Sinhala & Hindu New Year - 2017
Lankarama Buddhist Institute 
La Puente - CA 91744


Los Angeles Buddhist Vihara
920 N Summit Ave, Pasadena, CA 91103

Dharmavijaya Buddhist Vihara
1847 Crenshaw Blvd, Los Angeles, CA 90019


Traditional Sinhala Alut Avurudu Ceremony

Different parts of the world celebrate New Year in a different way, in some countries; the time of celebration also differs. New Year in Sinhalese or Sri Lanka, popularly called Aluth Avurudu, is observed on the 13th and 14th of April every year.

It is a solar festival that begins as the Sun enters to the zodiac of Aries or Mesha. Interestingly this celebration takes place at the spring and mother Nature showers all her blessings to the Sinhalese during the period, signifying the beginning of the New and the end of the old.

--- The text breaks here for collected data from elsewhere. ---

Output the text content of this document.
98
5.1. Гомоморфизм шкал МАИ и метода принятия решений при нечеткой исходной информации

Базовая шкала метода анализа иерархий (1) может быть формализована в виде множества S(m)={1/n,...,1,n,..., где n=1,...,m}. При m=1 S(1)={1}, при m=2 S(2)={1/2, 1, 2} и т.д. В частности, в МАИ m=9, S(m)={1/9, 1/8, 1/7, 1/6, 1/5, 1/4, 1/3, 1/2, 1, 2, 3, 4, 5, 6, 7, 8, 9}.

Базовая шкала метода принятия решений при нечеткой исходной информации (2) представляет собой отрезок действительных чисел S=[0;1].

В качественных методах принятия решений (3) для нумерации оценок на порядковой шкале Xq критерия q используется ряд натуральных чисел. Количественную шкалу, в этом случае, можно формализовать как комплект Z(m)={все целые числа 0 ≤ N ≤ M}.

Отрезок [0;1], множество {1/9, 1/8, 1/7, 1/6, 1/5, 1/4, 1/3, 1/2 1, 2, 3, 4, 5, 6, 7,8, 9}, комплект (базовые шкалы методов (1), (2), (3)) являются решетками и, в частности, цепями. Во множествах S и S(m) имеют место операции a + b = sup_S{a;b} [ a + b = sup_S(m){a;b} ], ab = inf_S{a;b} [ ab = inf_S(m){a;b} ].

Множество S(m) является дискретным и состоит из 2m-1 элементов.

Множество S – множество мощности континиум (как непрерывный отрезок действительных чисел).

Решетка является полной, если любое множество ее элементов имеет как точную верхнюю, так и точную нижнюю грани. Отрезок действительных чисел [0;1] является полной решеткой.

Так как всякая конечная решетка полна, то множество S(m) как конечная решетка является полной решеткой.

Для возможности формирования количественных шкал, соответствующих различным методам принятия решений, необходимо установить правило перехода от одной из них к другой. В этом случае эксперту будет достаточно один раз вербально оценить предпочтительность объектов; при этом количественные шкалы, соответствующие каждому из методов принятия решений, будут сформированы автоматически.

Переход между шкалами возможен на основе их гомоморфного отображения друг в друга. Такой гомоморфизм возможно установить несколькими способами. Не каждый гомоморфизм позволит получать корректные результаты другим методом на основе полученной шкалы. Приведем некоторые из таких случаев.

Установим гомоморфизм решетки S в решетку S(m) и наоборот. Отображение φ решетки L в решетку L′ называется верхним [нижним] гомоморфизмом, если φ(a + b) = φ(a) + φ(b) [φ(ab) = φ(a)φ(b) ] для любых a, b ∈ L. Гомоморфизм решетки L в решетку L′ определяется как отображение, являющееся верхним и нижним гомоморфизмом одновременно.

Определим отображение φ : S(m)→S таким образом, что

A number of customs and traditional beliefs are associated with the New year celebrations in the country. The Sinhalese are influenced by astrological faiths and perform several religious practices during this time. In villages, several women gather and play drums to announce the advent of the New Year.
The customs begin with Nonagathe that starts few hours before the New Year rolls in and you are supposed to perform the rituals with a pure mind. People visit to temples, donate food and clothes to the poor and pray for a prosperous year ahead. Traditionally, people take the Holy Bath before the sun sets on the last day, with the herbal mixture called “Nanu” replacing the soap. They believe that this purifies their bodies as well as the soul and they are able to welcome the New Year with an auspicious mind.
Many Sinhalese clean their houses before the New year comes just to wash away the evils of the previous year. after completion, the holy Saffron water is sprinkled in the house for purification. “Kolam” or special decorative designs are drawn with white rice flour or coconut for auspicious reasons. Among the other customs people light fires, and prepare the traditional milk rice for family members. Milk is considered to be auspicious for them and brings prosperity if spills over the pot.
The housewives cook traditional meals like hath maluwa or a curry with 7 different flavors. Several sweets are prepared for the entire family. the head of the household prepares the traditional pot with 5 mango leaves and one coconut, popularly known as the “mangalam kumbam”. All the members of the family have lunch together to celebrate the arrival of the New year. they eat the traditional food like small oil cakes called kaung or crispy light sweetmeats called the kokis.
The young members touch the feet of the elders to seek blessings. They also offer betel to the elders to show their gratitude and respect towards them. some local Srilankans play games called “Guddu” with friends and family members as a part of the tradition of bringing good luck. It is considered to be the best time to start off with a new business as well as wedding ceremonies. People also follow the tradition of gifting clothes to the loved ones as a token of love and affection. These customs seem to have glued the people belonging to the Sinhalese community together promoting harmony and brotherhood.
Sinhalese people who live outside Sri Lanka also celebrate the festival in their own way with an attempt to introduce their children the very traditional and strong heritage of their ancestors. Interestingly, both the Sinhalese and Tamils celebrate their traditional New Year on consecutive days and hence it is popularly called Sinhala & Hindu New Year, which is more meaningful today as there is more need for the small and beautiful South Asian island to be in harmony and united in brotherhood. 
DhammaUS sincerely wishes all Sinhala & Hindu friends a very happy, prosperous and peaceful New Year 2017.